New seabed classification demonstrated in groundbreaking project

 

The launch of the Irish Sea Pilot, a trial of regional seas management, was reported in Nature News in 2002. A JNCC team based in English Nature's Kendal office leads the pilot which is sponsored by Defra to deliver some priority actions identified in the interim report of the Review of Marine Nature Conservation Irish Sea Pilot ©BGS 2003(RMNC) published in 2001. The pilot's main aims are to test a framework for marine nature conservation which utilises an ecosystem based approach to marine management at the regional sea level, and to identify changes in legislation, governance and enforcement which would be required to implement this.
 
The first half of the project has been occupied mainly with data collation and the creation of a Geographic Information System (GIS) for data management and analysis. Physical and hydrographical data have been used to test a new marine classification system known as marine landscapes.
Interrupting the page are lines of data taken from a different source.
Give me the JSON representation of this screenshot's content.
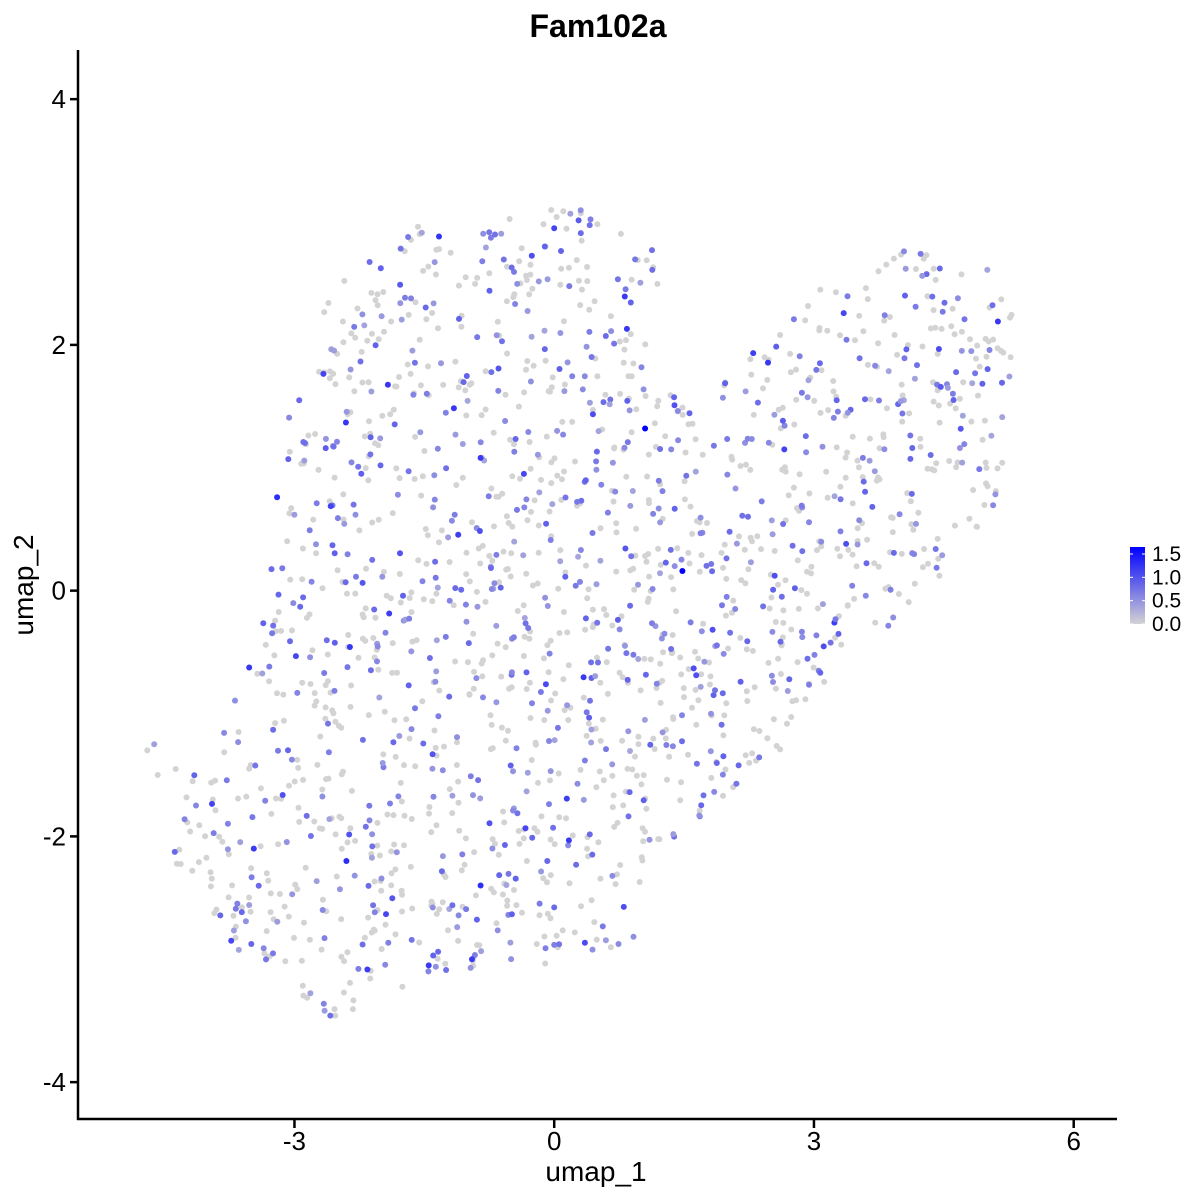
{
  "chart_data": {
    "type": "scatter",
    "title": "Fam102a",
    "xlabel": "umap_1",
    "ylabel": "umap_2",
    "xlim": [
      -5.5,
      6.5
    ],
    "ylim": [
      -4.3,
      4.4
    ],
    "x_ticks": [
      -3,
      0,
      3,
      6
    ],
    "y_ticks": [
      -4,
      -2,
      0,
      2,
      4
    ],
    "x_tick_labels": [
      "-3",
      "0",
      "3",
      "6"
    ],
    "y_tick_labels": [
      "-4",
      "-2",
      "0",
      "2",
      "4"
    ],
    "grid": false,
    "color_scale": {
      "low_color": "#d3d3d3",
      "high_color": "#0000ff",
      "min": 0.0,
      "max": 1.65,
      "breaks": [
        1.5,
        1.0,
        0.5,
        0.0
      ],
      "labels": [
        "1.5",
        "1.0",
        "0.5",
        "0.0"
      ]
    },
    "legend_position": "right",
    "point_count": 1800,
    "highlighted_points": [
      {
        "x": 1.05,
        "y": 1.32,
        "value": 1.65
      },
      {
        "x": 1.48,
        "y": 0.16,
        "value": 1.65
      },
      {
        "x": -3.2,
        "y": 0.76,
        "value": 1.3
      },
      {
        "x": -0.85,
        "y": 1.08,
        "value": 1.2
      },
      {
        "x": -2.4,
        "y": -2.2,
        "value": 1.3
      },
      {
        "x": -0.85,
        "y": -2.4,
        "value": 1.3
      },
      {
        "x": -1.45,
        "y": -3.05,
        "value": 1.2
      },
      {
        "x": -0.95,
        "y": -3.0,
        "value": 1.2
      },
      {
        "x": 0.0,
        "y": 2.95,
        "value": 1.1
      },
      {
        "x": -0.35,
        "y": 0.95,
        "value": 1.1
      }
    ]
  }
}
Our map of marine landscapes for the Irish Sea is reproduced here and represents the first time this type of classification has been employed in the UK. Marine landscapes are essentially seabed types, providing a useful description of the marine environment, broadly equivalent to a countryside map of terrestrial landscapes, such as woodlands, grasslands and uplands.
 
We believe that marine landscapes have a key role in maintaining overall marine biodiversity, and we are now analysing the ways that the various elements of biodiversity are associated with them. We will also examine how marine landscapes reflect the distribution of human activities such as fishing, aggregate extraction, oil and gas production, energy generation and recreation. If their value within the overall context of sustainable management of the marine environment proves to be as crucial as we anticipate, we will encourage the extension of the approach to other regional seas in UK waters.
 
In the second half of the project, which must be completed by the end of 2003, we will draft conservation objectives for marine landscapes and important nature conservation features such as habitats and species.
 
 We will be supporting this work by making recommendations about the measures needed to achieve these conservation objectives in practice. As part of this work, we are currently reviewing marine nature conservation legislation in collaboration with a subgroup of the RMNC. We will report on the outcomes from this analysis in a later Nature News.